Kış aylarıyla birlikte sinüzitten yakınanların sayısı artıyor. Burun tıkanıklığı ve akıntısı ile yüzde ağrı ve dolgunluk hissiyle seyreden sinüzit yaşam kalitesini ciddi derecede düşürüyor.
Hemen her yaşta görülen bu hastalığı tetikleyen pek çok sebep bulunuyor. Bazen basit bir üst solunum yolu enfeksiyonu bazen de alerji sinüzite davetiye çıkarıyor.
Toplumda görülme oranı ise özellikle akut sinüzitler söz konusu olduğunda yüzde 15’e kadar ulaşıyor. Peki bu kadar sık görülen sinüzit hangi belirtilerle kendini ele veriyor? Nasıl bir tedavi süreci izleniyor? Korunmak mümkün mü? Sağlık Bilimleri Üniversitesi Bakırköy Sadi Konuk Sağlık Uygulama ve Araştırma Merkezi Kulak Burun Boğaz Kliniği İdari Sorumlusu Prof. Dr. İbrahim Sayın’la merak edilenleri konuştuk.
Sinüs ağızlarının tıkanmasıyla oluşuyor
Sinüzit denilince halk arasında tek tip bir hastalık akla gelse de tıbbi açıdan durum farklı. Prof. Dr. Sayın, aslında sinüzitin şemsiye bir tanım olduğunu ifade ederek, “İçinde akut sinüzitler olduğu gibi kronik sinüzitler de var” diyor. Akut ya da kronik sinüzitin farkını anlatmak için sinüslerin işlevinden bahsediyor:
“İnsanlarda dört çift sinüs bulunuyor. Bunların bazı rolleri, görevleri var. Başın ağırlığını azaltmak, yüze karşı bir travma aldığımızda ona karşı bir savunma oluşturmak, aldığımız havanın mikroorganizmalardan temizlenmesi gibi... Yine aldığımız havanın ısıtılması, nemlendirilmesi ve akciğere filtre edilmiş bir havanın iletilmesi de sinüslerin görevleri arasında.”

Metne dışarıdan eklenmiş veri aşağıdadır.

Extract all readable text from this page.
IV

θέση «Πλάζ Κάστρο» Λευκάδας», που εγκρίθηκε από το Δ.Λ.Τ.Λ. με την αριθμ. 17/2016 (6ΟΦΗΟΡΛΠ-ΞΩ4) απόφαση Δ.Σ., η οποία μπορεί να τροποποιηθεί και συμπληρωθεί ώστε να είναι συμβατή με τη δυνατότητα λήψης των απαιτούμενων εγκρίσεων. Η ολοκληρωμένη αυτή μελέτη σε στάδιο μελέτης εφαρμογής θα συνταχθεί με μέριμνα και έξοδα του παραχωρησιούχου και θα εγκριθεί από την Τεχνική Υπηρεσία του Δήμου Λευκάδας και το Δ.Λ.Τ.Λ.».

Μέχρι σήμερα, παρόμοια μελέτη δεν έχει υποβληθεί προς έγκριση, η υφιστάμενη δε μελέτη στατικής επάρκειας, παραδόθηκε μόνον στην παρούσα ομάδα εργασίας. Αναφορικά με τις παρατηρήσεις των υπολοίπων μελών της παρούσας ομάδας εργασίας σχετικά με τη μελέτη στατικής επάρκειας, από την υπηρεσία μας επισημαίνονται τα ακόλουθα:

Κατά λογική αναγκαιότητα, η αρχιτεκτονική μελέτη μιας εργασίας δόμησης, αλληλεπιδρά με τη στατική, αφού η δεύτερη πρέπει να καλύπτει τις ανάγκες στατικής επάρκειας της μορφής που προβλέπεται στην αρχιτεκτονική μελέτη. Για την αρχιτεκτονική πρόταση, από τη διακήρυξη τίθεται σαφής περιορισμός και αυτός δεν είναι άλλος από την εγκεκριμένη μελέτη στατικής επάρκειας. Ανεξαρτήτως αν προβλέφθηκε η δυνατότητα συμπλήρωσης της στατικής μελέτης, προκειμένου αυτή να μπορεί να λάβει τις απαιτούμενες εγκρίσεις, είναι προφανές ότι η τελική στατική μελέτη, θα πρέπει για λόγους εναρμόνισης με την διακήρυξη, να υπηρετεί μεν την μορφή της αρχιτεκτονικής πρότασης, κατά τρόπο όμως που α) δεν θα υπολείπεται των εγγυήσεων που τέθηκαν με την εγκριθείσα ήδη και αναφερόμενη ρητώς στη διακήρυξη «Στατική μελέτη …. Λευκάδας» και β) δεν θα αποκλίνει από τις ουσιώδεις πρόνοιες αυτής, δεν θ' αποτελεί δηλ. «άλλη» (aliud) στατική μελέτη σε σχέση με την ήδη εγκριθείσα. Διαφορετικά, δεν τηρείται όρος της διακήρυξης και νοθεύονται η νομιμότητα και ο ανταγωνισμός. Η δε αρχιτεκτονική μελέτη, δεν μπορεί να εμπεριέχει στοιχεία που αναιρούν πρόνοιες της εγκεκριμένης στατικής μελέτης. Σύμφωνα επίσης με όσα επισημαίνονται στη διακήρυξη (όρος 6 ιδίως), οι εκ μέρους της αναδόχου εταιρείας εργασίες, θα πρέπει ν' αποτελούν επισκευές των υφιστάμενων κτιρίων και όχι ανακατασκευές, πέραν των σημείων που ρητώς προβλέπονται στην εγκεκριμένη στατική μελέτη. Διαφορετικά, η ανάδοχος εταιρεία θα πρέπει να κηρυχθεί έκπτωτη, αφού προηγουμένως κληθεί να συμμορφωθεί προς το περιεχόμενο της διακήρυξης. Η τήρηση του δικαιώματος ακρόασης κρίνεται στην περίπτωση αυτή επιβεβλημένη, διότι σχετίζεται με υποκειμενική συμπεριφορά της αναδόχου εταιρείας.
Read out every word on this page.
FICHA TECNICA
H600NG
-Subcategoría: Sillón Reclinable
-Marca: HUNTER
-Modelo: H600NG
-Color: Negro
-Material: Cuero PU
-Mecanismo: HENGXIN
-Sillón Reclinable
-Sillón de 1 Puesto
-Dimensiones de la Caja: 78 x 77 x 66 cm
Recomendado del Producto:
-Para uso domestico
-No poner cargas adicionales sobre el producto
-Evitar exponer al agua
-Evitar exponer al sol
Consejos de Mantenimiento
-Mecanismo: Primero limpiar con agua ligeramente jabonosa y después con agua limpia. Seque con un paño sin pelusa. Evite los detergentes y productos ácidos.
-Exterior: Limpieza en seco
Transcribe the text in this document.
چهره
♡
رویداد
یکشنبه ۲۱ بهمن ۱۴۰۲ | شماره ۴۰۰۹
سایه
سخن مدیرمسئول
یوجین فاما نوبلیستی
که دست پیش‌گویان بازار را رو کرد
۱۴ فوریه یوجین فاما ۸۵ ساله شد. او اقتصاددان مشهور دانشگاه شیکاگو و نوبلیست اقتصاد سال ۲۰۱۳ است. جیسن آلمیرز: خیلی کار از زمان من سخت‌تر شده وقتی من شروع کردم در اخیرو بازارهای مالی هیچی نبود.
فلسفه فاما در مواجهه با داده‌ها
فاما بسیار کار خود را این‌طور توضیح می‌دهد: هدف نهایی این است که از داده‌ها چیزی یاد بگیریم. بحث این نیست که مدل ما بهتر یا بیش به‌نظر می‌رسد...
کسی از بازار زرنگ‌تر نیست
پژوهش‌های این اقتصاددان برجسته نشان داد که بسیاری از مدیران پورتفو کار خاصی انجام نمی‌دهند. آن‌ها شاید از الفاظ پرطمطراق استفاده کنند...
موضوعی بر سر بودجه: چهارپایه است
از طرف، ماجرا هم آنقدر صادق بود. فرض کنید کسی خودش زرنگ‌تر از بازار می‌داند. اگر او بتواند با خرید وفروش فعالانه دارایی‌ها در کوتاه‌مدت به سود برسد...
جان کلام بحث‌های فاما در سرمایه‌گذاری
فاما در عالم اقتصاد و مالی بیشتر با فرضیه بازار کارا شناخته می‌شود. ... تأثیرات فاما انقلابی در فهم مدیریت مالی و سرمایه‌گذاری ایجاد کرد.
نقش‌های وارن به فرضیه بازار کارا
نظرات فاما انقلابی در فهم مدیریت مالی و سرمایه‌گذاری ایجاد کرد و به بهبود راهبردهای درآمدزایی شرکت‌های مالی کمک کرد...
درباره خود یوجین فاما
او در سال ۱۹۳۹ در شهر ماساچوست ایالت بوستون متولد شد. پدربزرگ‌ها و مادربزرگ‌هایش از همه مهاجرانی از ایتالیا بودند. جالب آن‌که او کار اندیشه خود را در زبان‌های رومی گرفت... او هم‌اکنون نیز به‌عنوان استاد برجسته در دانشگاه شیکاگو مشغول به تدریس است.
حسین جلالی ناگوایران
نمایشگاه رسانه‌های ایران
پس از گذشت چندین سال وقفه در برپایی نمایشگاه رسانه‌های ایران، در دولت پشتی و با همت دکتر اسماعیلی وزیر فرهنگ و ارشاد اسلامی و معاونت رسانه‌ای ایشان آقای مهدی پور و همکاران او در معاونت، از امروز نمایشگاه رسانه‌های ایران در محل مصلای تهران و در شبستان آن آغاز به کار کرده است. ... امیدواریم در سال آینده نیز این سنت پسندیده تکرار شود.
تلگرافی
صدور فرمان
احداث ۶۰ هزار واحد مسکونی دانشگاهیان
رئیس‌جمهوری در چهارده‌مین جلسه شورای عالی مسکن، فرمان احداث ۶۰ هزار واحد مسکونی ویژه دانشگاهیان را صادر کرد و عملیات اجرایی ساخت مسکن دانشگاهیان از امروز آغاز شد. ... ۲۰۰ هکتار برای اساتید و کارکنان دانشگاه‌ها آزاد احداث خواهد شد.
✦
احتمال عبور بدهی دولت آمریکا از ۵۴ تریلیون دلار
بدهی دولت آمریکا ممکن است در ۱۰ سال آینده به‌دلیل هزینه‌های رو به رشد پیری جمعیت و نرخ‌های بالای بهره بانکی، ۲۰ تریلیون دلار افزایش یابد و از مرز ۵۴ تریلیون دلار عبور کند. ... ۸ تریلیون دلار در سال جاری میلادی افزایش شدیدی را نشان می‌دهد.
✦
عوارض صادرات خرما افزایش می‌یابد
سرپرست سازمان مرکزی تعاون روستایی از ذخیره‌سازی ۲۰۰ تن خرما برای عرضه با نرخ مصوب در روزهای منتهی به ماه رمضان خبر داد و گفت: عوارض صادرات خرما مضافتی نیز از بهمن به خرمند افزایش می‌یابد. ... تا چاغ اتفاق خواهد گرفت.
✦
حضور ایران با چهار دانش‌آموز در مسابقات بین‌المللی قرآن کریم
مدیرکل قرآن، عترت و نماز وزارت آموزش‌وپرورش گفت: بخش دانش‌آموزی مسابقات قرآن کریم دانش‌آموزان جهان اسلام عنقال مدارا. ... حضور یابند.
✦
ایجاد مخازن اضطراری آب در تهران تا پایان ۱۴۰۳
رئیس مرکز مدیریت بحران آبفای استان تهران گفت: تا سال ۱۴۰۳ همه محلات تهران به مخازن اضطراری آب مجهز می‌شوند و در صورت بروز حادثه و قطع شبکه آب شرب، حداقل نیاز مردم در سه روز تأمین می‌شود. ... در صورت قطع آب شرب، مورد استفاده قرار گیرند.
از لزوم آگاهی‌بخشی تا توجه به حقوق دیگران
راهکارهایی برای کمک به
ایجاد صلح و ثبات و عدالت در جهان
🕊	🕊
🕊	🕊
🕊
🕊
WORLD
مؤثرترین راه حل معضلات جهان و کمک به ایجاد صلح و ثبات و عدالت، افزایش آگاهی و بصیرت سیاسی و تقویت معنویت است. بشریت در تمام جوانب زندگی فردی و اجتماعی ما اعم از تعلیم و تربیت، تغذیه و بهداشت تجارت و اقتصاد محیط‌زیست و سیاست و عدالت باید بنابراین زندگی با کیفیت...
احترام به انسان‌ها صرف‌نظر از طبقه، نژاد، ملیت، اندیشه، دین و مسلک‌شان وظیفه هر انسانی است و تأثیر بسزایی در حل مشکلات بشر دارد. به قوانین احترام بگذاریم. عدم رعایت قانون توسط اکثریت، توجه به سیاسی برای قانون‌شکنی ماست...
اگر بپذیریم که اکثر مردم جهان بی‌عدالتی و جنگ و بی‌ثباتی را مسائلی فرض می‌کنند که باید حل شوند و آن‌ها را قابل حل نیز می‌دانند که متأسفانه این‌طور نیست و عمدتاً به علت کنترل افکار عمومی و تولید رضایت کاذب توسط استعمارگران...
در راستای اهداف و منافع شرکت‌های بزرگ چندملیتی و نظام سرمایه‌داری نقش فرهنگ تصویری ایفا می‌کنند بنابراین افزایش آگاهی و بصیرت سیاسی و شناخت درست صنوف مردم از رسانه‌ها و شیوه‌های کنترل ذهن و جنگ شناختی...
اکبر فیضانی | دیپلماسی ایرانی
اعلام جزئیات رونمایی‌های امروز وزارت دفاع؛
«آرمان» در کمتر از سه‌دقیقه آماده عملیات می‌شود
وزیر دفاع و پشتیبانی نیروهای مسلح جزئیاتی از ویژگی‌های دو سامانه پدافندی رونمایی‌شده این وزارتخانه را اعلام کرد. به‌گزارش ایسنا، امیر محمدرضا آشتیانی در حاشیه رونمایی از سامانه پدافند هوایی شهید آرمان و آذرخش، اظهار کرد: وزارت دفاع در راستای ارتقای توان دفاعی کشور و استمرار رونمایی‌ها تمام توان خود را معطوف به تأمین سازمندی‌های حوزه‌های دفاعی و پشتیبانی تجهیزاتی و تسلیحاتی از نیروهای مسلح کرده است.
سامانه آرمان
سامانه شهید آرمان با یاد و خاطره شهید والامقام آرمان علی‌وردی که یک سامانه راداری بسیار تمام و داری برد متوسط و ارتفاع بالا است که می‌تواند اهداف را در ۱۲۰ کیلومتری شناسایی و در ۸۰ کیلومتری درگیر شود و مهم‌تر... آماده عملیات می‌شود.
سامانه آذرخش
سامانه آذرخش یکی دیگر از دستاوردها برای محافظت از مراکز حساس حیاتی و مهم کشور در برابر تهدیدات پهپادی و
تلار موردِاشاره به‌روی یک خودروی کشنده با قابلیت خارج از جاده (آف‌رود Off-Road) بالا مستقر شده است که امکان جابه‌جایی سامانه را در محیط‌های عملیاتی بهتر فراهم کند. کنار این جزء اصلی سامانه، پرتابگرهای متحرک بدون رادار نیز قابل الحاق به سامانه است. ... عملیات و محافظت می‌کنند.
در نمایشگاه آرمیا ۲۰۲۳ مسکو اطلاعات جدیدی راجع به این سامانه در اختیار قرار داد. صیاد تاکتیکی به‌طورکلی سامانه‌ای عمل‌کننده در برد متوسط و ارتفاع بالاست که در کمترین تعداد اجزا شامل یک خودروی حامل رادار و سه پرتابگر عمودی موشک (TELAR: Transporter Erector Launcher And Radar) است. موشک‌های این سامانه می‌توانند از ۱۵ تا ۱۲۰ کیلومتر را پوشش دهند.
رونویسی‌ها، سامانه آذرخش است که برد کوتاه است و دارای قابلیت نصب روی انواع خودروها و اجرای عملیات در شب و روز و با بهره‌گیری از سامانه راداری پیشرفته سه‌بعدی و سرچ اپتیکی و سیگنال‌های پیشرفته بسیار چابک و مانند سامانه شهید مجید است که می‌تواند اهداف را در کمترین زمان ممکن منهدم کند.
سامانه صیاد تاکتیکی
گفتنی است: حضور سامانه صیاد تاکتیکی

Sinüsler bir tür epitel tabakası içeriyorlar. Sinüslerin içerisini döşeyen tabaka alınan hava içerisindeki yabancı partikülleri, virüsleri, mikroorganizmaları yakalıyor. Sonra bunları etkisiz hale getirip, genellikle genze doğru aktarıyorlar. İşte sorun tam da bu noktada başlıyor. “Sinüsler küçük ağızlar (ostiyum) yardımıyla burun boşluğuna açıldıkları için bir üst solunum yolu enfeksiyonu durumunda burun içerisi şişiyor, sinüs ağızları kapanıyor ve sinüs içerisindeki hareket duruyor” diyen Prof. Dr. Sayın, hastalığın gelişimini şöyle açıklıyor:
“Sinüs ağzı tıkandığında ve içerisindeki hareket durduğunda, içeriğindeki yapılar dışarıya atılamaz ve bir birikim oluşur. Burun ile sinüs içerisinde de bir yangı oluşur. Buna sinüzit diyoruz. Bu belli bir günü geçtiğinde içeride biriken sıvının üzerine bakterilerin de eklenmesiyle bakteriyel sinüzit tablolarını oluşturuyor.”
En belirgin şikayet: Burun akıntısı ve tıkanıklığı
Üç türlü akut sinüzit bulunuyor. Bunlardan ilki virüslerin sebep olduğu sinüzit… İkincisi ise viral enfeksiyonlardan sonra oluşan rinosinüzit ve üçüncüsü de bakterilere bağlı sinüzit. Bu üç sinüzit çeşidinin de hastalarda aynı şikayetlere sebep olduğunun altını çizen Prof. Dr. Sayın şunları anlatıyor:
“İlk şikayet burun tıkanıklığı veya burun akıntısı. Bu akıntı şeffaf veya yeşil renkli, burnun önünden ya da genze doğru olabilir. Yüzde ağrı, basınç hissi, çoğunlukla burun tıkanıklığına bağlı koku duyusunda azalma da görülüyor.”
Bakteriyel sinüzitte ise bu tabloya başka şikayetler ekleniyor. Prof. Dr. Sayın bunu, “38 derecenin üzerinde ateş, hasta iyileşirken bir anda kötüleşme, tek taraflı ağrı veya şiddetli ağrı daha çok bakteriyel sinüziti düşündürüyor” şeklinde açıklıyor.